Le secrétaire général de l’UDPS est également revenu sur les accusations visant la Force du Progrès, régulièrement présentée par certains comme une milice. Il a rejeté cette qualification, rappelant qu’il s’agit d’une structure relevant du département de la jeunesse de son parti.
« La Force du Progrès n’est pas une milice. C’est une structure relevant du département de la jeunesse de l’UDPS », a-t-il précisé.

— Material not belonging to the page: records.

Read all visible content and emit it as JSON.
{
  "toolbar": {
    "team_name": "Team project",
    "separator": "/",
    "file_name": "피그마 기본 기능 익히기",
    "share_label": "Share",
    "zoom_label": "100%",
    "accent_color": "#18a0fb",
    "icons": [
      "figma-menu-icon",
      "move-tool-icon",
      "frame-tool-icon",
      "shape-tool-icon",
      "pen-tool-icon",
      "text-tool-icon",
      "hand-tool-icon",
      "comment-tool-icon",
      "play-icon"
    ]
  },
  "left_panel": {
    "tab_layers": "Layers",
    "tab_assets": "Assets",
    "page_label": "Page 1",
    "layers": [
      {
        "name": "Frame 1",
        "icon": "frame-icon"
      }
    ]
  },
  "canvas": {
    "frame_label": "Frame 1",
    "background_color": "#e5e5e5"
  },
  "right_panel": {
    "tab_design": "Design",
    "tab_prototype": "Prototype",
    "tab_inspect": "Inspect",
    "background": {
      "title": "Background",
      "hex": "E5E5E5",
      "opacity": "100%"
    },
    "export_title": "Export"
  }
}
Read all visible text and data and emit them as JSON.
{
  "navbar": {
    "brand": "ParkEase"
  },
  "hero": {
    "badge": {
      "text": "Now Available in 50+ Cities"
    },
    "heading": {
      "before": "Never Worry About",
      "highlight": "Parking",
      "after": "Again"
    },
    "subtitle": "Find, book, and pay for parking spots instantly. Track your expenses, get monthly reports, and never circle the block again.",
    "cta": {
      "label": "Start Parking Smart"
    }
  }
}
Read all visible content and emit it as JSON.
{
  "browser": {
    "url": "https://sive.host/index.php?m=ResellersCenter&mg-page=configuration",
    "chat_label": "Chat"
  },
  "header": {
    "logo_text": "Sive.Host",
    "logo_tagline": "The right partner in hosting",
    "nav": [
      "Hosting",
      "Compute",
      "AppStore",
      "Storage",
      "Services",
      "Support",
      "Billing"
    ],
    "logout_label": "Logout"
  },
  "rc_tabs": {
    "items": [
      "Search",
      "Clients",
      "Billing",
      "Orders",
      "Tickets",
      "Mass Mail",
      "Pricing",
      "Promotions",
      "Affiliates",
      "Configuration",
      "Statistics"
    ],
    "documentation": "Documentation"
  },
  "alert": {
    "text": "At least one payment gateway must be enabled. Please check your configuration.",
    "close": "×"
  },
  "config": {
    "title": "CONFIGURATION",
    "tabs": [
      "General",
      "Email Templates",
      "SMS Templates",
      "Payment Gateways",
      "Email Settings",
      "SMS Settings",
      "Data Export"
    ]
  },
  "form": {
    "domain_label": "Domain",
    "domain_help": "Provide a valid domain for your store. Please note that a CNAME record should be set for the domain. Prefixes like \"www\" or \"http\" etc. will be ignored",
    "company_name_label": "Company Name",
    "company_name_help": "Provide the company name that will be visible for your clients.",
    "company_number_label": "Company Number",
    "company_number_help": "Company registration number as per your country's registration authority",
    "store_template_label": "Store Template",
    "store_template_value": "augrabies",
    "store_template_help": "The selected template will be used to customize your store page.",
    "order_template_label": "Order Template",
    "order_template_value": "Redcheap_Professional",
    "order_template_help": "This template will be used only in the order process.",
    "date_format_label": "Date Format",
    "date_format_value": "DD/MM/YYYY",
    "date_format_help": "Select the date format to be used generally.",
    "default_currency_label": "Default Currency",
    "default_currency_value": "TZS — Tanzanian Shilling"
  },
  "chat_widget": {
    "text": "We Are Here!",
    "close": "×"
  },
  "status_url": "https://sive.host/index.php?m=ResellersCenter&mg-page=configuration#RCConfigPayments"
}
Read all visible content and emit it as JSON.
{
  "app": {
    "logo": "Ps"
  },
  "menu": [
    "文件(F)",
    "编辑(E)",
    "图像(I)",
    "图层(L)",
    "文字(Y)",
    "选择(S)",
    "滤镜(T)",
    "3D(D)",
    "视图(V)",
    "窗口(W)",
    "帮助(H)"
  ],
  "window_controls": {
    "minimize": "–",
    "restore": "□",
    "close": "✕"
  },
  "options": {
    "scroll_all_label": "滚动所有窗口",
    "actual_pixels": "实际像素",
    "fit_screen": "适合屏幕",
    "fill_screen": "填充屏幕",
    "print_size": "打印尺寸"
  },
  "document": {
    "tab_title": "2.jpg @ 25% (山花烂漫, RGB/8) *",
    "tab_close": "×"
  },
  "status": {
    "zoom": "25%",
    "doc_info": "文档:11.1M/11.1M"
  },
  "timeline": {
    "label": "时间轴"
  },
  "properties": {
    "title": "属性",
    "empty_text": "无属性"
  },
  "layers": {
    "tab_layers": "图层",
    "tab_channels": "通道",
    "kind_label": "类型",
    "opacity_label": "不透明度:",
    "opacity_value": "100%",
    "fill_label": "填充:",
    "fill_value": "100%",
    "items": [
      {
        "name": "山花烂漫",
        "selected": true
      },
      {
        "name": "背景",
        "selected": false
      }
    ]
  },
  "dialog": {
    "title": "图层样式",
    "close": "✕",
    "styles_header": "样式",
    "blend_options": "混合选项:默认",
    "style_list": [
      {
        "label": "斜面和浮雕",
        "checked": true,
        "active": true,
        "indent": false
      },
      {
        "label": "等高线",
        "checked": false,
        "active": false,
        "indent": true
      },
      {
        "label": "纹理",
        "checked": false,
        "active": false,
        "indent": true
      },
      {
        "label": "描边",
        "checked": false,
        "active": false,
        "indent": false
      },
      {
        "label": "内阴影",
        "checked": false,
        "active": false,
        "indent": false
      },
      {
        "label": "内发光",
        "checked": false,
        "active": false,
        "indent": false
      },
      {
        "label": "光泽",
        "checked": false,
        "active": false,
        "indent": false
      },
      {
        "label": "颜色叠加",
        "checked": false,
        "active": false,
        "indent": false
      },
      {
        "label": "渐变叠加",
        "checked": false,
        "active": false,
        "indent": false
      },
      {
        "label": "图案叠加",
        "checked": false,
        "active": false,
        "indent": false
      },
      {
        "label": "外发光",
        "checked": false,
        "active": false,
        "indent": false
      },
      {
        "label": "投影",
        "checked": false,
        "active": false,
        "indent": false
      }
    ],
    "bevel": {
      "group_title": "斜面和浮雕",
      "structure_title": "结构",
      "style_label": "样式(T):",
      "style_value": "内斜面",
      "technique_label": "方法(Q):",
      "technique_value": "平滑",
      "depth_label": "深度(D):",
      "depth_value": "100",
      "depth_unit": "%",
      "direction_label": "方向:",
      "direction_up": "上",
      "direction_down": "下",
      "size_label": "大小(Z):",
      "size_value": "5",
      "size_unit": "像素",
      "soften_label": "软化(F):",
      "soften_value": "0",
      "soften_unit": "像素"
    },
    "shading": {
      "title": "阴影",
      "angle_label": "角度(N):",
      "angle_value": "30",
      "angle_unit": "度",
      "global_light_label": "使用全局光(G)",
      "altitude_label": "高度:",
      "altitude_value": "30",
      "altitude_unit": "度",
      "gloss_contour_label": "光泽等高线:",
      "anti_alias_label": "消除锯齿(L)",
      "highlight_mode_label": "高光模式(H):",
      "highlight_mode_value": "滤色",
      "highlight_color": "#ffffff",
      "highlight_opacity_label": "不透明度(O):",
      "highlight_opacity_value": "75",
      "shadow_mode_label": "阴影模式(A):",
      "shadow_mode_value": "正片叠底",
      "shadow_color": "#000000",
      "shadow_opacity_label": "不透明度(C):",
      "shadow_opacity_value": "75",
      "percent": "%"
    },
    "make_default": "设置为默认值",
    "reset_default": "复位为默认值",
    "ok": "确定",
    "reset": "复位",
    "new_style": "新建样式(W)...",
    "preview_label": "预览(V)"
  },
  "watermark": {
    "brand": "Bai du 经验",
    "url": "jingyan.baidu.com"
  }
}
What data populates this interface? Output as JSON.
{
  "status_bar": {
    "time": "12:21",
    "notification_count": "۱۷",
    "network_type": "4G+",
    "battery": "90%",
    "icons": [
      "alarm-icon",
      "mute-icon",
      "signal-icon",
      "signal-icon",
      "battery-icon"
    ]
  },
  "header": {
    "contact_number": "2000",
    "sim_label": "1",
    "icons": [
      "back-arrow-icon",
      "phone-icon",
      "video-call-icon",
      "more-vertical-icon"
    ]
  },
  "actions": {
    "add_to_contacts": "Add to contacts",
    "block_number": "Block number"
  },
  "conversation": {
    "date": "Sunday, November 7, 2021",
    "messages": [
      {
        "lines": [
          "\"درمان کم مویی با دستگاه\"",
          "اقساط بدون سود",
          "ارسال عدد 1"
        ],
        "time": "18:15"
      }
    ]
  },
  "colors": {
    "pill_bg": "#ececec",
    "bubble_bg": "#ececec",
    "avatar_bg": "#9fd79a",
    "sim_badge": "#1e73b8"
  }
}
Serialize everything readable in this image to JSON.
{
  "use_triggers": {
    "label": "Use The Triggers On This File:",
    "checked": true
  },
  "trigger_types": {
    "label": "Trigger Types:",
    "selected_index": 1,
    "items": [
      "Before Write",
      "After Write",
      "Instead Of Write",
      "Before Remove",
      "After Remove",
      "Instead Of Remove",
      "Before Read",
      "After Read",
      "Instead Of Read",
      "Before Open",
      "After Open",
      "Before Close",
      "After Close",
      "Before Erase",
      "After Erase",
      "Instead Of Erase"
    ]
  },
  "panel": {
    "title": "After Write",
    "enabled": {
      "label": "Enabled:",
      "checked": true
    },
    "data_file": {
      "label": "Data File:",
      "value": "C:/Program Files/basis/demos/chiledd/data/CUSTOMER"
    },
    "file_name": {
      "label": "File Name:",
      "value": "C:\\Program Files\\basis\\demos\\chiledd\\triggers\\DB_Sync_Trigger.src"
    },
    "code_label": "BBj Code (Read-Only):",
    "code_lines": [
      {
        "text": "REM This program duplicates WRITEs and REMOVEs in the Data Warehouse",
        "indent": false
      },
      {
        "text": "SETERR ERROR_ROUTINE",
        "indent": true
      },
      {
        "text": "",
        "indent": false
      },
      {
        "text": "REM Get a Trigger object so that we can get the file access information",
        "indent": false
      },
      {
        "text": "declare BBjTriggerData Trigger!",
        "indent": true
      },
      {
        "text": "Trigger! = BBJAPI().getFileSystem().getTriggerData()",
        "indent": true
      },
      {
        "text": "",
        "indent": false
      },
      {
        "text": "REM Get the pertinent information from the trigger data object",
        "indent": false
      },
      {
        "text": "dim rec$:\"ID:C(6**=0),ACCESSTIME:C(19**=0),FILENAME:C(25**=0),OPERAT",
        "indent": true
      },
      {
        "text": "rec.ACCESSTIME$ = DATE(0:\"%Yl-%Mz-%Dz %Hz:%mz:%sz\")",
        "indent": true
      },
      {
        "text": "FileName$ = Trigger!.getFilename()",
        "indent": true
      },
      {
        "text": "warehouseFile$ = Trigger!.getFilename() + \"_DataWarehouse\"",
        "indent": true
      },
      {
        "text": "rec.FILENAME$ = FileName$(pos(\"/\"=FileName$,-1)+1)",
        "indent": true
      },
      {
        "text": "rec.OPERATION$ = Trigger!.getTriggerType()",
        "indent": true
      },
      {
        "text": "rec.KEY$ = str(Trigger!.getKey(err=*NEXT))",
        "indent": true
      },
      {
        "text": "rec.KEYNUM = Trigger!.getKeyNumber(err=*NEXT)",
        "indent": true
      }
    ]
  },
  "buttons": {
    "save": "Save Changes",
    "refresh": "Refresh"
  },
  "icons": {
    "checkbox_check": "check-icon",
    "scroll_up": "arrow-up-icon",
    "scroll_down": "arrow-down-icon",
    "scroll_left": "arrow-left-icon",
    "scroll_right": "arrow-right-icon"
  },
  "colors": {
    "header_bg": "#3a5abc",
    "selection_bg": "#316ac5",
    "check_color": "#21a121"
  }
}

Évoquant la plainte déposée le 22 juin 2026, Augustin Kabuya a rappelé que l’UDPS avait saisi l’Office du procureur général près la Cour de cassation contre ceux qu’il qualifie de « faux Force du Progrès ». Selon lui, cette initiative a été publiquement soutenue par les véritables responsables de cette structure à travers une déclaration officielle lue par leur président.
Enfin, le secrétaire général de l’UDPS a reproché à Human Rights Watch d’avoir, selon lui, passé sous silence certains faits dans son travail de monitoring. Il a notamment évoqué une vidéo devenue virale sur les réseaux sociaux montrant un jeune homme muni d’une machette lors du sit-in de l’opposition, qui s’était ensuite transformé en marche.
« Cette ONG internationale n’a pas vu ce jeune homme avec une machette dans une vidéo devenue virale sur la toile », a conclu Augustin Kabuya.